Sessions cost 75 dollars and include free counseling. 

On Motivation
Travelling South to the Middle Kingdom, the manager of a Chinese rural bank spanked his employees for not exceeding expectations at a sadistic training seminar. It later turned out to be Jiang Yang, a trainer from the Shanghai Hongfeng Leadership Academy who was filmed in the video, Mr. Jiang later issued a public apology online for his behaviour.

He said physical spanking was “one of the most effective ways to raise consciousness”, although he admitted his training methods may not be acceptable to everybody.

After the video went online, it created an outcry and two executives were suspended. Of course this has nothing to do with motivation. Prominent in the Confucian tradition is the idea of the five relationships. If anyone has failed it is the boss, for not doing a better job of guiding his employees.

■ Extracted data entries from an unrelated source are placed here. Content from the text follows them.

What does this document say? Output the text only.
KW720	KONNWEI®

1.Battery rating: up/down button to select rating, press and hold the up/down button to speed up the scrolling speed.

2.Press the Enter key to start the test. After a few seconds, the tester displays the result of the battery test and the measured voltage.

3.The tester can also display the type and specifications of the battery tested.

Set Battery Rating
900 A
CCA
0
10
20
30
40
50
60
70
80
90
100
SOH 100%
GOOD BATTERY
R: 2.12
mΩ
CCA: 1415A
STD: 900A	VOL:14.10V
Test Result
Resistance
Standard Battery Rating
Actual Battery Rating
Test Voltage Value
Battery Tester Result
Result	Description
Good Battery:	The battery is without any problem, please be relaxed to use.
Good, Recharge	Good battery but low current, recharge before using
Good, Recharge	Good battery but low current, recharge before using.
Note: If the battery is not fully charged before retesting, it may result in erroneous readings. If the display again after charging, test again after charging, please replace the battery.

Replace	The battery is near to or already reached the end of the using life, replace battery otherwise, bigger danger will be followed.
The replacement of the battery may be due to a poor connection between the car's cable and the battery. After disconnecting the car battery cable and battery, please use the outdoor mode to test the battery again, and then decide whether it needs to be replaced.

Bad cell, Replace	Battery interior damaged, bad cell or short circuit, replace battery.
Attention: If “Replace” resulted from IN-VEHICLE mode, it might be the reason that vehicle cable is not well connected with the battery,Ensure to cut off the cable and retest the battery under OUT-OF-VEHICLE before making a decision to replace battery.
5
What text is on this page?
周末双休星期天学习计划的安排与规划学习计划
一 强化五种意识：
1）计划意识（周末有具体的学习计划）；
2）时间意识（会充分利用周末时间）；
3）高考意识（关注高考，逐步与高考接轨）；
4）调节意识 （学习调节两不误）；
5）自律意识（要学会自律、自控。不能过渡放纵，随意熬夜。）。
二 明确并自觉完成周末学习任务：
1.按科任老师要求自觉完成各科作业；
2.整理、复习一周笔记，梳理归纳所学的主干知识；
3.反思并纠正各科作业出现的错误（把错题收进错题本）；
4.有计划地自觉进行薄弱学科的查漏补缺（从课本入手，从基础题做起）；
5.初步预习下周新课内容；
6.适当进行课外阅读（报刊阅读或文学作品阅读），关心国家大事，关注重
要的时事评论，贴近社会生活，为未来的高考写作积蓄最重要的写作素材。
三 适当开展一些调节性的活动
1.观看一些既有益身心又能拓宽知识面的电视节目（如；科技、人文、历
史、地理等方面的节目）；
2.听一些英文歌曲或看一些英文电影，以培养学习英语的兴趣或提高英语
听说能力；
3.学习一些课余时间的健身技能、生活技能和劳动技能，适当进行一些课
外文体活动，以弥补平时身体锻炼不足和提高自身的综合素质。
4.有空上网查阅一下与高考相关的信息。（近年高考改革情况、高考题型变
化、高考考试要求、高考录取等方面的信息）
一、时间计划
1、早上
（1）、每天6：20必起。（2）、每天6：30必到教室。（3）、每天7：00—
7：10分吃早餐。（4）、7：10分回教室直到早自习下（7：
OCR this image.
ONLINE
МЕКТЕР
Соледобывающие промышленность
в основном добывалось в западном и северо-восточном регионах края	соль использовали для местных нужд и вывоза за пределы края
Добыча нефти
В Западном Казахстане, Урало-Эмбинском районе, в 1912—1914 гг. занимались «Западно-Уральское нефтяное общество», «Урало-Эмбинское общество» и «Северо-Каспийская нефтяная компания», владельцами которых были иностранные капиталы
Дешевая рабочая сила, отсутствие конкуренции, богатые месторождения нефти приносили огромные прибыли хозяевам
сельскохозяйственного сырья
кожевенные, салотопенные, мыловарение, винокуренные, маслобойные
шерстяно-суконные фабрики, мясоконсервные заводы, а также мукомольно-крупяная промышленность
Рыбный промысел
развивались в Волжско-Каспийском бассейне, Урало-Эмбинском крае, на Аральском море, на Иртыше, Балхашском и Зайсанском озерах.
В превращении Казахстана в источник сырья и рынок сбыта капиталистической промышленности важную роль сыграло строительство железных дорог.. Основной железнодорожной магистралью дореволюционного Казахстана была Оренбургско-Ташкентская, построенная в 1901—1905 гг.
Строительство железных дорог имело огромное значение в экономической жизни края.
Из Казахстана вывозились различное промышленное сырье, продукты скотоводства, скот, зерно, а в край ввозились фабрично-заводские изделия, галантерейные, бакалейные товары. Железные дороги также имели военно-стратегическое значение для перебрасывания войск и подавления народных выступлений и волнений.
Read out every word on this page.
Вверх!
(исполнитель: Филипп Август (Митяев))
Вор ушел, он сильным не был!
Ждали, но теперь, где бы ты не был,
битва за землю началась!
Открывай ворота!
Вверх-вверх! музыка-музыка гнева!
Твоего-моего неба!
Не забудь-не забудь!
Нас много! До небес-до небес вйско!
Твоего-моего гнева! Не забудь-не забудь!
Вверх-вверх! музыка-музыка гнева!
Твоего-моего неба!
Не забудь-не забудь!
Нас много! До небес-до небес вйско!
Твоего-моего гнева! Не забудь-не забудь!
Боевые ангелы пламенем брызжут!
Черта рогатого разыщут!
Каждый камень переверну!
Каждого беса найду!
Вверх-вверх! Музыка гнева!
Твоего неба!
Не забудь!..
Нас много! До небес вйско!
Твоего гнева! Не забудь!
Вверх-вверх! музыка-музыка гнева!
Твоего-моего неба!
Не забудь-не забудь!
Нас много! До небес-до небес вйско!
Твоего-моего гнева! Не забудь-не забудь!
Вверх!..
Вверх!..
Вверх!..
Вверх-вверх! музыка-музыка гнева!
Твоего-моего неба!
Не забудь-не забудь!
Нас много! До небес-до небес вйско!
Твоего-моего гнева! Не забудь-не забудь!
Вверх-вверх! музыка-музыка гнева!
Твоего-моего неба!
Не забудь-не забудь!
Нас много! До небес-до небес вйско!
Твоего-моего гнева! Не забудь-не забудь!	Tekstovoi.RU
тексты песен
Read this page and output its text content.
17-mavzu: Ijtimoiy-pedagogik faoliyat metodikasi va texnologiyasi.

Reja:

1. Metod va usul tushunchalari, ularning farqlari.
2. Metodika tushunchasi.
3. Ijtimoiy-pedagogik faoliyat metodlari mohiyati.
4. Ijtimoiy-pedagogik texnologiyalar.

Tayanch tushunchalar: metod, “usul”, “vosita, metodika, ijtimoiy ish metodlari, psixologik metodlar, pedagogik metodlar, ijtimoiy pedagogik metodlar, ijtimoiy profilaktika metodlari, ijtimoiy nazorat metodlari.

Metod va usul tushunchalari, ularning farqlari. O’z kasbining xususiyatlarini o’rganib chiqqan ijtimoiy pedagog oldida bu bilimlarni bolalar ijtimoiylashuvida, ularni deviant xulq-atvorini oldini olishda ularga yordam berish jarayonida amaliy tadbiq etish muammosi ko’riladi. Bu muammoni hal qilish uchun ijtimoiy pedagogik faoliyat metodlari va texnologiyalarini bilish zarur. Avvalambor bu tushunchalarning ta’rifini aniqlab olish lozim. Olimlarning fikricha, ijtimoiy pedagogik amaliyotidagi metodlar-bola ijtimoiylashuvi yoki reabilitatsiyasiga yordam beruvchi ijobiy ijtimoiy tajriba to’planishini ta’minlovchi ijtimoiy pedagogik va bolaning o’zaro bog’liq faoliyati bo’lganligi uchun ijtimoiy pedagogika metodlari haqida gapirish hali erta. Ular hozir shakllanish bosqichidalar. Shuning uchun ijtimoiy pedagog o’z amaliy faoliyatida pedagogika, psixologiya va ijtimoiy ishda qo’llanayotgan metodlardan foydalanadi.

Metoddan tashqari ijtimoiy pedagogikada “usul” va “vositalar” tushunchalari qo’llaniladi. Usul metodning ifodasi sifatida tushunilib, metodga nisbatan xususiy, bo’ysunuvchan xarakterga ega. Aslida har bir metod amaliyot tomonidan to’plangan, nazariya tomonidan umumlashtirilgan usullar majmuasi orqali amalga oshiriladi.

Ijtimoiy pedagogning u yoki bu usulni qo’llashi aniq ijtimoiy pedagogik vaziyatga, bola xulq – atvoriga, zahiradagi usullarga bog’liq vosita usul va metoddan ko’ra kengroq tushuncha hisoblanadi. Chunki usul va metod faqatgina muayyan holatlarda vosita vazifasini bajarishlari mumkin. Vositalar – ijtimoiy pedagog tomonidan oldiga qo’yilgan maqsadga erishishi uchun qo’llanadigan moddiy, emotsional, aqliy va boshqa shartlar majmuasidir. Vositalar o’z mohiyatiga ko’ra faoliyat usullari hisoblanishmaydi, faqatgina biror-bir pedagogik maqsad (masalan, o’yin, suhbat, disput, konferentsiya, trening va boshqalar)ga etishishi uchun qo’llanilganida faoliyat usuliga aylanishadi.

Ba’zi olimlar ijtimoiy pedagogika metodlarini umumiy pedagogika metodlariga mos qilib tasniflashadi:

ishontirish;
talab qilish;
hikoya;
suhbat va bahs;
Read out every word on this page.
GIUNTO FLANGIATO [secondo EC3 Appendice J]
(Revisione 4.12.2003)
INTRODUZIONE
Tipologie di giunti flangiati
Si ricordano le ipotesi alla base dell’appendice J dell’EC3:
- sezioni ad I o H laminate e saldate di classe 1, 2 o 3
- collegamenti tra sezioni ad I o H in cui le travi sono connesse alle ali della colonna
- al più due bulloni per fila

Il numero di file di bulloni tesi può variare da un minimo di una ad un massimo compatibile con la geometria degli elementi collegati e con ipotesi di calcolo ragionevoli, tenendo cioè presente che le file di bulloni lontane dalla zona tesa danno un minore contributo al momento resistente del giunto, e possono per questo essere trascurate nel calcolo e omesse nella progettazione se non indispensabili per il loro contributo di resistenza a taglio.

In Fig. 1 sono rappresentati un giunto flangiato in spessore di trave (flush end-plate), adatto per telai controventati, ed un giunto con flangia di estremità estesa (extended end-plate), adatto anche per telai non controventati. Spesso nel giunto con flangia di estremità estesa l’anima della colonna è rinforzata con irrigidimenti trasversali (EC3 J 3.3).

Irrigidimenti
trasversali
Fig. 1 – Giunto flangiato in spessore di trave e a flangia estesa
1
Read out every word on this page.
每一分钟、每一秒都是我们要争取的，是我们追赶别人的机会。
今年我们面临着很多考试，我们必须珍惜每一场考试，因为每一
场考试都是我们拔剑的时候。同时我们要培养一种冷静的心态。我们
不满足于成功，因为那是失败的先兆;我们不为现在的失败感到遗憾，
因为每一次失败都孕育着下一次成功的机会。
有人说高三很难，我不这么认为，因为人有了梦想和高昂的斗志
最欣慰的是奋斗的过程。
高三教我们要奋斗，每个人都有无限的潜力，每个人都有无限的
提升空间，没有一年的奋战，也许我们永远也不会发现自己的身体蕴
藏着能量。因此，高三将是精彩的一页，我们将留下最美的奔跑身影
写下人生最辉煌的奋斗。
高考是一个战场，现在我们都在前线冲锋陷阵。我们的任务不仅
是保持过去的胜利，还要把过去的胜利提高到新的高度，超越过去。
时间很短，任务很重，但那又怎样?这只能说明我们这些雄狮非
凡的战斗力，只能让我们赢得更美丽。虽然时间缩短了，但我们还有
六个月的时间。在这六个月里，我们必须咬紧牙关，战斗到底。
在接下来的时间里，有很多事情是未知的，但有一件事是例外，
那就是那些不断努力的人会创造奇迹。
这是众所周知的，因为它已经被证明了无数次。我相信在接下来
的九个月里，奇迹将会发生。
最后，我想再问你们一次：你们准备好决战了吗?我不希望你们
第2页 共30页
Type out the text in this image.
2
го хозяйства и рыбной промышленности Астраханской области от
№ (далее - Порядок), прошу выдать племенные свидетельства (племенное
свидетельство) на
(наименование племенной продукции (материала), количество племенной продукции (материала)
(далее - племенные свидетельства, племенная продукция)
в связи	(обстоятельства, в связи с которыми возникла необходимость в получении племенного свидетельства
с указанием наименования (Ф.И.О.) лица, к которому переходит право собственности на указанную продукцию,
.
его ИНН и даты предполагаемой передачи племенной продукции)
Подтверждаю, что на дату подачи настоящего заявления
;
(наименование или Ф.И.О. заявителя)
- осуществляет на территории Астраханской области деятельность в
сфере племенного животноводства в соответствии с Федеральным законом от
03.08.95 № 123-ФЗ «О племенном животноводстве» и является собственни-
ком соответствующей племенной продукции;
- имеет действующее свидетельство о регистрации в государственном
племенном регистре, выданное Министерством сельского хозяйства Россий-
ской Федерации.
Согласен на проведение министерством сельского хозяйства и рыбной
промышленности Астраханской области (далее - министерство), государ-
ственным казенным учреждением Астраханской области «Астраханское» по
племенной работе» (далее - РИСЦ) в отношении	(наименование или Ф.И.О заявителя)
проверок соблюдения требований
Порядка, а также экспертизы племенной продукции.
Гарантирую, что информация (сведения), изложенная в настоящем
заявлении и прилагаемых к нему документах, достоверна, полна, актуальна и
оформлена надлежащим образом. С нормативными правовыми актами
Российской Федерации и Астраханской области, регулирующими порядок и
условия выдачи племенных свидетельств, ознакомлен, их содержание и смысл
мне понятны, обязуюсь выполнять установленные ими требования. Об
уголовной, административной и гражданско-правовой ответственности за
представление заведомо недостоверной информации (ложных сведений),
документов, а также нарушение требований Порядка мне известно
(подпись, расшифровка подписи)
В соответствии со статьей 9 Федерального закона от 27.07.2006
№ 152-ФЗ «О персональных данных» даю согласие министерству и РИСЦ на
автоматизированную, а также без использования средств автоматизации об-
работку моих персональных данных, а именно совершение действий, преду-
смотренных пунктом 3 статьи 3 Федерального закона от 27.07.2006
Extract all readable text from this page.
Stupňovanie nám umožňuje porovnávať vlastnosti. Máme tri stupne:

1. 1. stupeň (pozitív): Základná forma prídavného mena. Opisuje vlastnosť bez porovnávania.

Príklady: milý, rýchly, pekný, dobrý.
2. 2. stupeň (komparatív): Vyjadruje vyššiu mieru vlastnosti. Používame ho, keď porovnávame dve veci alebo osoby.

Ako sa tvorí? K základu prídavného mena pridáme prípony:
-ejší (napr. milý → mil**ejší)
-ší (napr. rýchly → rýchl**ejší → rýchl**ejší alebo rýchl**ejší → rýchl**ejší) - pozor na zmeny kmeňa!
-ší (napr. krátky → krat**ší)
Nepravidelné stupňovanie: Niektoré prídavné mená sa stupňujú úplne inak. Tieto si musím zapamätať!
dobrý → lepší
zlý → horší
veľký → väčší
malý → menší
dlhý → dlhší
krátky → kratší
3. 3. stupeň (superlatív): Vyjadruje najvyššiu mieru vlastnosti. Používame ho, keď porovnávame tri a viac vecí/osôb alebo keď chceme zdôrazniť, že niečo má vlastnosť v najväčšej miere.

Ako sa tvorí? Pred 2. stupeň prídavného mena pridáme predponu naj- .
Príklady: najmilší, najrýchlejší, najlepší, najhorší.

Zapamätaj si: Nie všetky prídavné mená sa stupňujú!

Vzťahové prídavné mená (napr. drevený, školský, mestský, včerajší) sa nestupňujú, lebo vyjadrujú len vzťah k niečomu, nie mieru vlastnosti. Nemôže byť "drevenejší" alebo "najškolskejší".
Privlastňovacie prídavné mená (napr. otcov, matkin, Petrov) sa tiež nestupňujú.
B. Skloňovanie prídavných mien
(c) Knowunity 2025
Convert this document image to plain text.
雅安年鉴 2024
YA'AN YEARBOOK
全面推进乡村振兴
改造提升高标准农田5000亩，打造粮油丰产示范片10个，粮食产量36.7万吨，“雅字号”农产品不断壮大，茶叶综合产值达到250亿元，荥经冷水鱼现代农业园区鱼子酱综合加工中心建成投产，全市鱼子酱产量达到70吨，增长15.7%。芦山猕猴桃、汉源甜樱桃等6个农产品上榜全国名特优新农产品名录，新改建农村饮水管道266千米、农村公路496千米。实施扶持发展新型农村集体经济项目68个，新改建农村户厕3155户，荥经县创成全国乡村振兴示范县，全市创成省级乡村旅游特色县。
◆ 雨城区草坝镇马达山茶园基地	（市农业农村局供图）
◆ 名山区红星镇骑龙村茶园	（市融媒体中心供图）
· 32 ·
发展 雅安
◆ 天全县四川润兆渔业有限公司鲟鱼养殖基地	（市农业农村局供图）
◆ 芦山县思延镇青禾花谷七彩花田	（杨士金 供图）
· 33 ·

As Business Asia One puts it succinctly: "But on the other hand, some bosses seem to be on the other end of the spectrum, choosing to reward high-performing workers in extravagant ways"

Incomprehensible
Why do scholars choose to study BDSM I always wonder. Most likely because they want to carve out a niche for themselves [1]. Well that niche is getting crowded. Three years ago Camille Paglia wrote about scholars in bondage for the chronicle of higher education. In effect it is a brief metastudy discussing the many books on the subject. Accusing various authors of getting lost feels a bit like the pot calling the kettle black. The article makes for a difficult read. [2] Sociology, gender studies or whatever. It doesn't matter whether your a sadist or a masochist. The former can order the latter to explain it to her in plain English. If the latter doesn't have a former, well reading it is still an adventure into masochism. But if you half have a brain, toss it aside.


Notes

[1] Or is it that sex sells and S&M sells 50 times better?

[2] "These binaries rely on the social construction of risk." And howlers: "In what follows, I unfold the thickness of such loadedness." Or this résumé of the circular thinking of Judith Butler, the long overrated doyenne of gender studies: "In Butler's work, intelligibility provides a horizon of recognition for subjectivity itself, within which all subjects are either recognizable or unrecognizable as subjects." Weiss speaks of her own "positionality" and "Foucauldian framework," but she seems unaware that Foucauldian analysis is based on Saussurean linguistics, a system of contested and indeed dubious validity for interpreting the untidy realm of physical experience. It's complicated. Told you so.